# Adipose Tissue Dysfunction and Altered Systemic Amino Acid Metabolism Are Associated with Non-Alcoholic Fatty Liver Disease

**Authors:** Sulin Cheng, Petri Wiklund, Reija Autio, Ronald Borra, Xiaowei Ojanen, Leiting Xu, Timo Törmäkangas, Markku Alen

PMC · DOI: 10.1371/journal.pone.0138889 · PLoS ONE · 2015-10-06

## TL;DR

Early signs of fatty liver disease are linked to changes in amino acid metabolism and fat tissue function, independent of obesity or insulin resistance.

## Contribution

This study identifies early metabolic and adipose tissue changes associated with non-alcoholic fatty liver disease in middle-aged individuals.

## Key findings

- Increased branched-chain and aromatic amino acids are linked to early liver fat accumulation.
- Adipose tissue shows reduced BCAA catabolism and energy metabolism in NAFLD.
- Reduced BCAA catabolism correlates with higher serum BCAA and liver fat content.

## Abstract

Fatty liver is a major cause of obesity-related morbidity and mortality. The aim of this study was to identify early metabolic alterations associated with liver fat accumulation in 50- to 55-year-old men (n = 49) and women (n = 52) with and without NAFLD.

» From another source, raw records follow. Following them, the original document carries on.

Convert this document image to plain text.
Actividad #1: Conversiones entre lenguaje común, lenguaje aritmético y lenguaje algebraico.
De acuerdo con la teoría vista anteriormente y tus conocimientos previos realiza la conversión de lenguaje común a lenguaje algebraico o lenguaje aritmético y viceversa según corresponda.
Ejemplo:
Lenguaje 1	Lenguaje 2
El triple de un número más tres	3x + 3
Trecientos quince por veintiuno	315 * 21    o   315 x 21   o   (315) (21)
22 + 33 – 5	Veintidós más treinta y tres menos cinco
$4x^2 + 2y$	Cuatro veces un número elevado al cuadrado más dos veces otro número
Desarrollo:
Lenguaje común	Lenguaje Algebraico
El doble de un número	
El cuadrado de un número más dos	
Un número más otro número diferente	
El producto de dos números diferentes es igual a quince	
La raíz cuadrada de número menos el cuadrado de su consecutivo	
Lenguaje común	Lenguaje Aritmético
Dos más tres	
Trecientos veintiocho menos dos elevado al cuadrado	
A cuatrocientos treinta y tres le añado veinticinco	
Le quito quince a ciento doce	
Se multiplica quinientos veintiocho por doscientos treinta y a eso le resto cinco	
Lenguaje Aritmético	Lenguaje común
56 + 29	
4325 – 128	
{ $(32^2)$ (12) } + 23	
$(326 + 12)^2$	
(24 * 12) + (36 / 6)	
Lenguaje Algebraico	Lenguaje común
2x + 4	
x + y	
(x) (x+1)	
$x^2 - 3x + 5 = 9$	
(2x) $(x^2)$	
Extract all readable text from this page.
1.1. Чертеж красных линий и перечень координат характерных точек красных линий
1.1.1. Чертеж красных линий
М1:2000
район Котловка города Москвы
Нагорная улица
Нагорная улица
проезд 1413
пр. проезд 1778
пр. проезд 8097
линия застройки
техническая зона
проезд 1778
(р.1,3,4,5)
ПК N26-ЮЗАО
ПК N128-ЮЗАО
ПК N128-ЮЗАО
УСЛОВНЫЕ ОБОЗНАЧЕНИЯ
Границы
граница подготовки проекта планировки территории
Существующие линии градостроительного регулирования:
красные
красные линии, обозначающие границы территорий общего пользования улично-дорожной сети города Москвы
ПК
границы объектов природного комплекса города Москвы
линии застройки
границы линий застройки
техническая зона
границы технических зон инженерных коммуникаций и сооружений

Hepatic fat content was measured using proton magnetic resonance spectroscopy (1H MRS). Serum samples were analyzed using a nuclear magnetic resonance (NMR) metabolomics platform. Global gene expression profiles of adipose tissues and skeletal muscle were analyzed using Affymetrix microarrays and quantitative PCR. Muscle protein expression was analyzed by Western blot.

Increased branched-chain amino acid (BCAA), aromatic amino acid (AAA) and orosomucoid were associated with liver fat accumulation already in its early stage, independent of sex, obesity or insulin resistance (p<0.05 for all). Significant down-regulation of BCAA catabolism and fatty acid and energy metabolism was observed in the adipose tissue of the NAFLD group (p<0.001for all), whereas no aberrant gene expression in the skeletal muscle was found. Reduced BCAA catabolic activity was inversely associated with serum BCAA and liver fat content (p<0.05 for all).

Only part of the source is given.